Ray May spent 10 years as a linebacker in the National Football League, living in a world of high-intensity levels. But when he had left Los Angeles High in 1963, he was only a socket wrench away from a life concerned only with octane levels.
He wanted to be an auto mechanic, and enrolled at a trade school. But just a month or so later, a few former football and baseball teammates at L.A. High enrolled at L.A. City College. They began singing the praises of the school's sports program. May heard the music.
It led, in a route that may soon be closing, to a USC scholarship and an eight-year career in professional football.
"They were very persuasive, and so I enrolled at City College, too, because I wanted to keep playing football," said May, 40. "As soon as I got there and got the feel of the place, found out about books and learning, the fire started. It burned inside me. I was turned on. I loved it."
If the Los Angeles Community College District's Board of Trustees has its way, few athletes will find their way to colleges and the pros through L.A. City, or any other school in the district after this semester. In February, the board decided largely to eliminate its intercollegiate athletics program. Six weeks from now, the massive layoffs and spending cuts are scheduled to take effect.
Critics of the plan say that dozens of Ray Mays will be stuck at the station.
The layoffs and spending cuts would only affect the district's nine colleges--East Los Angeles, L.A. City, Southwest, Trade Tech, West Los Angeles, Harbor, Pierce, Valley and Mission.
Coincidentally, the plan follows the introduction earlier this year of much stiffer NCAA guidelines for freshman admission requirements at Division I schools. Students across the country who are being denied the chance to play sports on that level will be turning to Division II and III schools, and community colleges, to raise their grade-point averages. The proposal in the L.A. district could effectively kill the hopes of many of these borderline students.

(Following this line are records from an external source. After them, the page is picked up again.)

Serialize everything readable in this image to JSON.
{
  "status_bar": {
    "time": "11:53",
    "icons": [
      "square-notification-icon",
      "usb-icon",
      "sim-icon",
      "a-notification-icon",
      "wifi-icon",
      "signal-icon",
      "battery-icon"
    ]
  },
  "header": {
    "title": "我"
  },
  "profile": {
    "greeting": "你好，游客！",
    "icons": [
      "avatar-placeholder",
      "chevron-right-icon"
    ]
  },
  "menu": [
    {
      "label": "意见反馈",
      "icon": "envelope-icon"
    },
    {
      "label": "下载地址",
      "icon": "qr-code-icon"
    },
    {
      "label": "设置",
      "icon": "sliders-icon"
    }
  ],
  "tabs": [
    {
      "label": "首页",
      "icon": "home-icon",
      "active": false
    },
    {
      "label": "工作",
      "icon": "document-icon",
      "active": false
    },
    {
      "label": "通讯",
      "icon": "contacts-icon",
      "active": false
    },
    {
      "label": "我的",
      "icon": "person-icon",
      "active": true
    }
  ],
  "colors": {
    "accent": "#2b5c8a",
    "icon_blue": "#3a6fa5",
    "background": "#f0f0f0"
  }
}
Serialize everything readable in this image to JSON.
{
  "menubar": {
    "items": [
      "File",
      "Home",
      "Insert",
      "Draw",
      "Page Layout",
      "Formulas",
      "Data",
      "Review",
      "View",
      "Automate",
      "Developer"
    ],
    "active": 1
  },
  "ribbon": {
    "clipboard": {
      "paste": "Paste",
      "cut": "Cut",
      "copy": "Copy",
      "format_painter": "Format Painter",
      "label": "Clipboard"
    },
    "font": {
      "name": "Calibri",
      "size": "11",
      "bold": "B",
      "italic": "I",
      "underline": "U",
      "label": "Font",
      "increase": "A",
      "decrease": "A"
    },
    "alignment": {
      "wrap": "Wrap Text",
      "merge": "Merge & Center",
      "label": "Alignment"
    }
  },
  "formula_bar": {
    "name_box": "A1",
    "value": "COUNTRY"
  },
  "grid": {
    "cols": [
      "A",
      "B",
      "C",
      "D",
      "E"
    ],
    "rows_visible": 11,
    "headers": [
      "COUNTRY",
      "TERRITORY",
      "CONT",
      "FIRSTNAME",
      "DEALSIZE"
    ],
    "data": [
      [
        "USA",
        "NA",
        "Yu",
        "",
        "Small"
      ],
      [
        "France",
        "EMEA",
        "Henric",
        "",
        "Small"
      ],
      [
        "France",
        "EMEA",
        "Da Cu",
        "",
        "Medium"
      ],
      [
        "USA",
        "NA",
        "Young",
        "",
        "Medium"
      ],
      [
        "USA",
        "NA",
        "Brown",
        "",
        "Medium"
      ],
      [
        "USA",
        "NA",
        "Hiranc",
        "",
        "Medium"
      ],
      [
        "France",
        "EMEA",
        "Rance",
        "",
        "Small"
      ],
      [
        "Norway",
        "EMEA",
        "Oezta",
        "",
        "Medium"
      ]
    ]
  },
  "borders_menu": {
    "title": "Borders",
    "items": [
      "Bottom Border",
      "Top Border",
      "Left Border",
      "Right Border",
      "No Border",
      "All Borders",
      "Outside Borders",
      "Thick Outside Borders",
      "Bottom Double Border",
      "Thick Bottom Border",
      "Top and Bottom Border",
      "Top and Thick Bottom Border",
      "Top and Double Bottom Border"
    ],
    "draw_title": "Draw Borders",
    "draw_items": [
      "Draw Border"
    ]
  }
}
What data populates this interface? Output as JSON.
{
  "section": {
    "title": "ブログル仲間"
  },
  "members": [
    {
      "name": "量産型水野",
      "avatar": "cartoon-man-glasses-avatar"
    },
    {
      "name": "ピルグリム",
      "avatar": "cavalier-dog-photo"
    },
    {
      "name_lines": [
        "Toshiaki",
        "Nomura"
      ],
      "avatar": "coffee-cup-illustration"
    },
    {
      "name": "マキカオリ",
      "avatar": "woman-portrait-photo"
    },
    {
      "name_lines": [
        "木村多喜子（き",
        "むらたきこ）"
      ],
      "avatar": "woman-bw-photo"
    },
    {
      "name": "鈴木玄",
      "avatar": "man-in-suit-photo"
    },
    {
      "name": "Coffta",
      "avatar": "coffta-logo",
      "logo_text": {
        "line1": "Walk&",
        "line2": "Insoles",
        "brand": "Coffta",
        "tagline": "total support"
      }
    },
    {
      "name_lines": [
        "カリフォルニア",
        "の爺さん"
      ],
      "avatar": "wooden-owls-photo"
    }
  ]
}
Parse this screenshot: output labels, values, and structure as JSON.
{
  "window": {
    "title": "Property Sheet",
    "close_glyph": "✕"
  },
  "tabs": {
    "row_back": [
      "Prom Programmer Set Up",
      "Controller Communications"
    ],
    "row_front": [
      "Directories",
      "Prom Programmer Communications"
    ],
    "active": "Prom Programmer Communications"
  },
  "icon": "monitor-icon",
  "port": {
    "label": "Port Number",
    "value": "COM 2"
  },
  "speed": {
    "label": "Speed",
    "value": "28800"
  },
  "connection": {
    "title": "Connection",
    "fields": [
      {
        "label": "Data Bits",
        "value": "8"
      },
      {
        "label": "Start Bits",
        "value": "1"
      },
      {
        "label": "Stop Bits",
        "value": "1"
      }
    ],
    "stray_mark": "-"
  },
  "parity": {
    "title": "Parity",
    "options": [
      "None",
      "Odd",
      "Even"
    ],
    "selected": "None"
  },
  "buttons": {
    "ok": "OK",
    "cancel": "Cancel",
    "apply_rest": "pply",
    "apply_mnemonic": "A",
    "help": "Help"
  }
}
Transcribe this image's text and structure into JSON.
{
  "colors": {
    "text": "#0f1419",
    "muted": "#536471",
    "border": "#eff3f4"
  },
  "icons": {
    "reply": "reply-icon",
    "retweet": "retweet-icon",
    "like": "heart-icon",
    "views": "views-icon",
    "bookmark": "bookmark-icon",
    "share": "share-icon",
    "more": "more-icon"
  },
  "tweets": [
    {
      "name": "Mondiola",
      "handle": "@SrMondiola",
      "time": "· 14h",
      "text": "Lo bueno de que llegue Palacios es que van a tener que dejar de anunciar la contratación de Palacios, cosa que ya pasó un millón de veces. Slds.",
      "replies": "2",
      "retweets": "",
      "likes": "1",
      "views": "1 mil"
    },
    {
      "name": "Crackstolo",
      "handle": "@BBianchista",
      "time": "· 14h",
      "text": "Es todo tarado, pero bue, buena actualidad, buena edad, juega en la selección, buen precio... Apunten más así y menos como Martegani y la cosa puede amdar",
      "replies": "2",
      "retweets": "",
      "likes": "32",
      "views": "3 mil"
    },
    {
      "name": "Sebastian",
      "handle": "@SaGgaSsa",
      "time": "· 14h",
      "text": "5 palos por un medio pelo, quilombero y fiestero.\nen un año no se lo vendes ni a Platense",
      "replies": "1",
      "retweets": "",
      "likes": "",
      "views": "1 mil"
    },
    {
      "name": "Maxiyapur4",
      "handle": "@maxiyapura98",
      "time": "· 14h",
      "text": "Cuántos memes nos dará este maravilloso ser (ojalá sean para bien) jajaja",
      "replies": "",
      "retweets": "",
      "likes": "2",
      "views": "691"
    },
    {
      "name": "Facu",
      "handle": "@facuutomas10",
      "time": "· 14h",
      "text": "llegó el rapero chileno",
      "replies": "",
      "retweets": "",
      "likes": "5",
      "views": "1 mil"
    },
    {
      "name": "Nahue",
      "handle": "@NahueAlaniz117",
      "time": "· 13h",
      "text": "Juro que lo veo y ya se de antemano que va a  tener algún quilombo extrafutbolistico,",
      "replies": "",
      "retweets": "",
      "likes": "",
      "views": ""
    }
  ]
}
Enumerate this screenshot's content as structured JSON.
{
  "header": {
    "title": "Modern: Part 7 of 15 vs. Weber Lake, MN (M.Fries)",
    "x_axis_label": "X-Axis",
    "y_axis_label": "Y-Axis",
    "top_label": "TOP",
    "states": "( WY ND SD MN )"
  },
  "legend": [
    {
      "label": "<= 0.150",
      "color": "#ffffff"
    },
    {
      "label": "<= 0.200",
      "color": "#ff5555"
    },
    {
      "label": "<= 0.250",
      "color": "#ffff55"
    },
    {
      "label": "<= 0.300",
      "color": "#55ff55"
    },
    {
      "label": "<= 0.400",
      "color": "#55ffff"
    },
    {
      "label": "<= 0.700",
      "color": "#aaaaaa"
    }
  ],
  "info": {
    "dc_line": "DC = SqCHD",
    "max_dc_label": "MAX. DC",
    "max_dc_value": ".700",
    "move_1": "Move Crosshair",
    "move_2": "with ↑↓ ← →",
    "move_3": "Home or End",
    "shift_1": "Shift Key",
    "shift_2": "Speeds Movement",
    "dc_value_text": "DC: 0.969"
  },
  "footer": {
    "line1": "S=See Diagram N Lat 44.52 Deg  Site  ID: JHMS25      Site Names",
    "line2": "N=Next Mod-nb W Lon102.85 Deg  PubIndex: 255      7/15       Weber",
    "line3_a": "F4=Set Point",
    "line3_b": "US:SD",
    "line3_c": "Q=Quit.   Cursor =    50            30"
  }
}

Dr. Monroe Richman, district board president, said the plan to cut staff and athletic spending is the result of "an overdue change in educational direction" and was not mandated by a lack of money. To combat an enrollment decline of about 50,000 students since 1981, he said, the district must use its money in areas likely to attract more students.
District budget director Lawrence Serot said that money saved from layoffs of coaches, physical education teachers and instructors in 29 other disciplines, from nursing to auto mechanics, will be used to attract more students to growing academic areas, such as English as a second language, computer sciences, business and mathematics.
"We are going to start putting our money in higher-demand areas for students, but we can't guarantee what will occur as a result," Serot said.
The result of athletics in the past has been profit. A financial study conducted in 1985 by the district staff shows that athletics earned a $1.5-million profit for the district in the 1984-85 school year. According to the study, most of that surplus was generated by the estimated 2,000 students who attended the district's schools mainly because of athletics.
The financing of athletic programs in the district is based on enrollment in physical education courses. Serot said that the effects of layoffs on athletic programs was unintentional.
"Athletics got caught up in the physical education issue," Serot said. "It wasn't an intended target. PE classes were."
According to the district study, gate receipts of the sporting events held at the district's nine colleges were insignificant. But a related study by the district's faculty union conducted in 1985 indicated that each athlete attracts an average of three to four students--usually friends--through their enrollment at a particular school.
District administrators question both studies.
"The reports assume that if those athletes weren't in the classroom, their spot wouldn't be taken by another student," Pierce President David Wolf said.
Pointing to sagging enrollment, Larry Rosenzweig, an attorney representing the faculty union, disputed Wolf's argument.
"I wasn't aware that the classrooms in this district were overcrowded," Rosenzweig said.
Critics of the layoffs, such as faculty representatives and part-time coaches, also point to a 1985 district study indicating that while only 4% of the general community college student body goes on to four-year colleges or universities, 40% of community college athletes move on to four-year schools.
Despite the study showing sports as a moneymaker and the figures on transfers to four-year colleges, the district's Board of Trustees voted, 6-1, on May 7 to issue final layoff notices to 13 physical education instructors. Layoff notices also went out to 35 full-time instructors in 29 other departments. The layoffs, determined by seniority, take effect June 30 unless district administrators and teachers can negotiate an agreement.